Pejaten Shelter yang berdiri pada 2009 lalu, kini telah menampung 300 anjing, sebagian ditemukan di jalan dengan laporan dari warga, sebagian lagi malah diantar sendiri oleh pemilik.
Image caption Kasus penelantaran anjing seperti kasus Pluto banyak terjadi.
"Nyatanya keberadaan shelter selama beberapa tahun terakhir, tidak mengubah apapun. Kita harus berupaya lebih dari itu dengan melakukan edukasi dan lobi ke pemerintah," katanya kepada wartawan BBC Indonesia .
Karin Franken, salah satu pendiri Jakarta Animal Aid Network (JAAN), yang juga memiliki perhatian terhadap kasus penelantaran anjing mengatakan kondisi anjing terlantar di Jakarta sudah terbilang cukup parah.
"Kalau 20 tahun lalu ketika saya memulai gerakan ini, kebanyakan anjing kampung yang dibuang, sekarang banyak anjing ras juga terlantar karena sepertinya anjing ras sedang tren dan semua orang mampu untuk beli," katanya awal Mei lalu kepada BBC Indonesia.

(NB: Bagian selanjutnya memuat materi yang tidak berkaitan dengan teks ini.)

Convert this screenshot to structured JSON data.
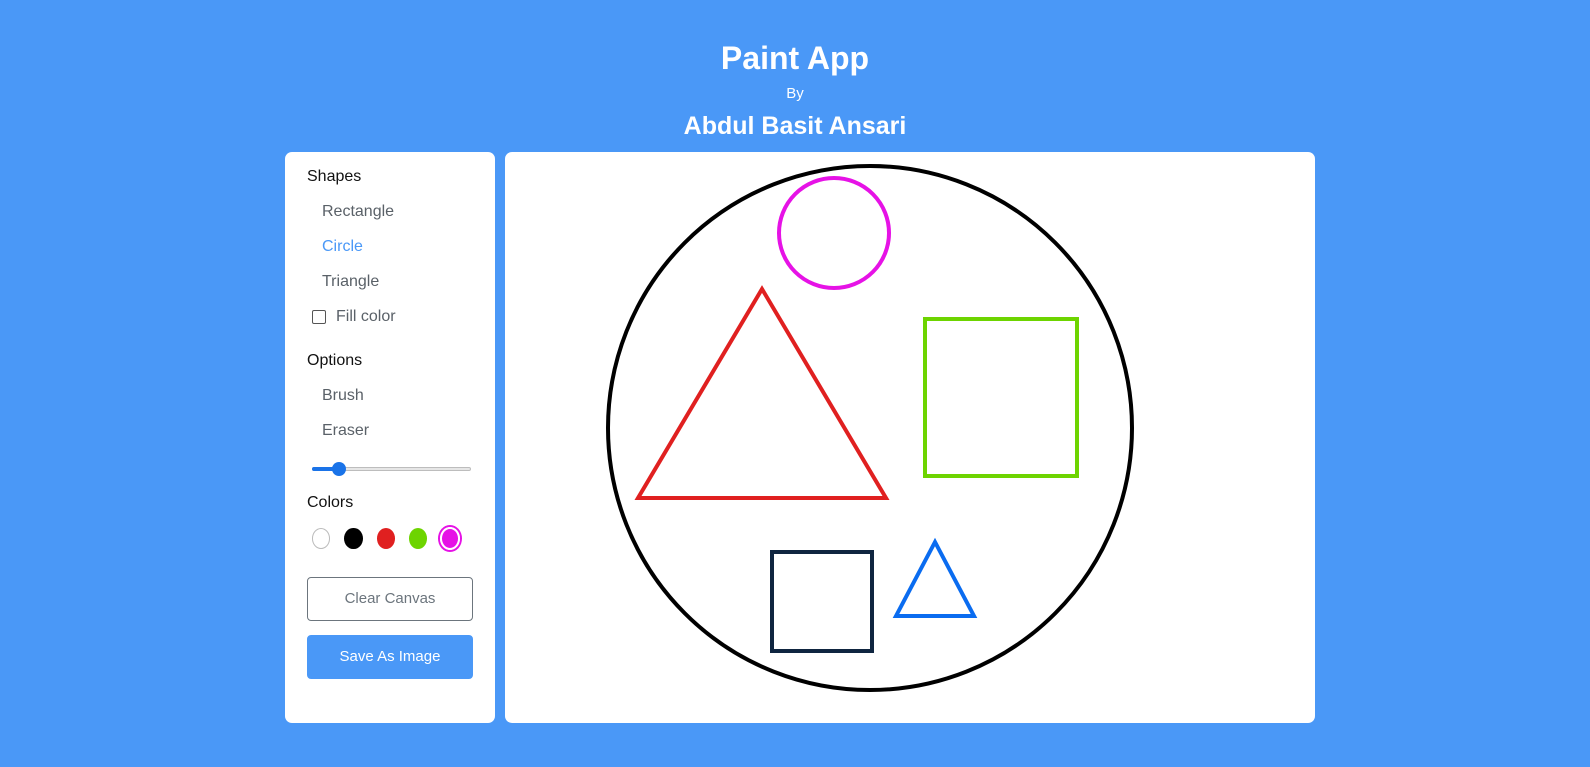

Setelah membeli anjing ras, sebagian pemilik tampaknya bosan dan tidak merawat sehingga anjing dibuang begitu saja.
"Jumlahnya terlalu banyak, sedangkan yang tanggung jawab dengan mereka masih sangat kurang. Saat ini banyak tempat penampungan anjing atau organisasi penyelamat yang penuh."
Susana Somali memiliki teori sendiri soal penyebab maraknya penelantaran anjing. Dia menilai, perpindahan perilaku dari orang desa ke kota menuntut orang mengubah pemikirannya dalam merawat anjing.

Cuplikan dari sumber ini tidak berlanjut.